Following the Crystallization of Amorphous Ice after Ultrafast Laser Heating

Using time-resolved wide-angle X-ray scattering, we investigated the early stages (10 mu s-1 ms) of crystallization of supercooled water, obtained by the ultrafast heating of high- and low-density amorphous ice (HDA and LDA) up to a temperature T = 205 K +/- 10 K. We have determined that the crystallizing phase is stacking disordered ice (I-sd), with a maximum cubicity of chi = 0.6, in agreement with predictions from molecular dynamics simulations at similar temperatures. However, we note that a growing small portion of hexagonal ice (I-h) was also observed, suggesting that within our timeframe, I-sd starts annealing into I-h. The onset of crystallization, in both amorphous ice, occurs at a similar temperature, but the observed final crystalline fraction in the LDA sample is considerably lower than that in the HDA sample.

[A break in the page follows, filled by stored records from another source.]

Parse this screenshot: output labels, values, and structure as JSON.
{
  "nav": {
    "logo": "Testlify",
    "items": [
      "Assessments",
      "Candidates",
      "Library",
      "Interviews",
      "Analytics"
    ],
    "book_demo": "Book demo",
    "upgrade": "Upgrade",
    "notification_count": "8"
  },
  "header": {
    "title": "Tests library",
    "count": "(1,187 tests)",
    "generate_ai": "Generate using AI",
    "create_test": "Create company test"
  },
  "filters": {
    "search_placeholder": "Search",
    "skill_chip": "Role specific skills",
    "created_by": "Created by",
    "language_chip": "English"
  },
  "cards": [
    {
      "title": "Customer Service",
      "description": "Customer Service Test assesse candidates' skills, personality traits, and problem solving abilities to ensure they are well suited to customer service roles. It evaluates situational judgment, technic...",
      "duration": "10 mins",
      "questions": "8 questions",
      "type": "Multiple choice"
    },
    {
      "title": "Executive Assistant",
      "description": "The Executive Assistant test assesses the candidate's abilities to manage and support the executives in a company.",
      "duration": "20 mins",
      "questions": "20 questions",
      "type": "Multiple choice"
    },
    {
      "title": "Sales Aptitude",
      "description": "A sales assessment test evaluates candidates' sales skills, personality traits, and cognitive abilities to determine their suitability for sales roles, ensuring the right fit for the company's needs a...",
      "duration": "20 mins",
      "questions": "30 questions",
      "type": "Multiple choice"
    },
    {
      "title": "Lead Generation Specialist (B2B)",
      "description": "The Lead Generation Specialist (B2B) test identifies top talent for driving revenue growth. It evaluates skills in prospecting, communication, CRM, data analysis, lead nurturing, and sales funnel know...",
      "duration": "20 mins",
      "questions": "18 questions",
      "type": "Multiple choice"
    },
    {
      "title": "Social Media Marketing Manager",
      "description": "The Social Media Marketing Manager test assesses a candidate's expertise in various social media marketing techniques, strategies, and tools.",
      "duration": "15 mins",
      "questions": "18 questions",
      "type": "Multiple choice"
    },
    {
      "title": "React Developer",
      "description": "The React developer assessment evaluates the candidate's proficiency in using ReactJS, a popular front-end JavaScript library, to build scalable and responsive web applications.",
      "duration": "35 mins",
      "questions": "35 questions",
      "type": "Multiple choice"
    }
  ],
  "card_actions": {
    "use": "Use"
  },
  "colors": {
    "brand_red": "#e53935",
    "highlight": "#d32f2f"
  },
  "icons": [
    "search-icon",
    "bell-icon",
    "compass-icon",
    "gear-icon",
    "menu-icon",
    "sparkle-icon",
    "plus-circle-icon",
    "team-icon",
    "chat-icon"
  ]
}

We attribute this discrepancy to the thickness difference between the two samples.

Automated summary

Using time-resolved wide-angle X-ray scattering, this study investigated the early stages of crystallization of supercooled water. It was found that the crystallizing phase is stacking disordered ice, with a small portion of hexagonal ice also observed. The final crystalline fraction in low-density amorphous ice was considerably lower than that in high-density amorphous ice.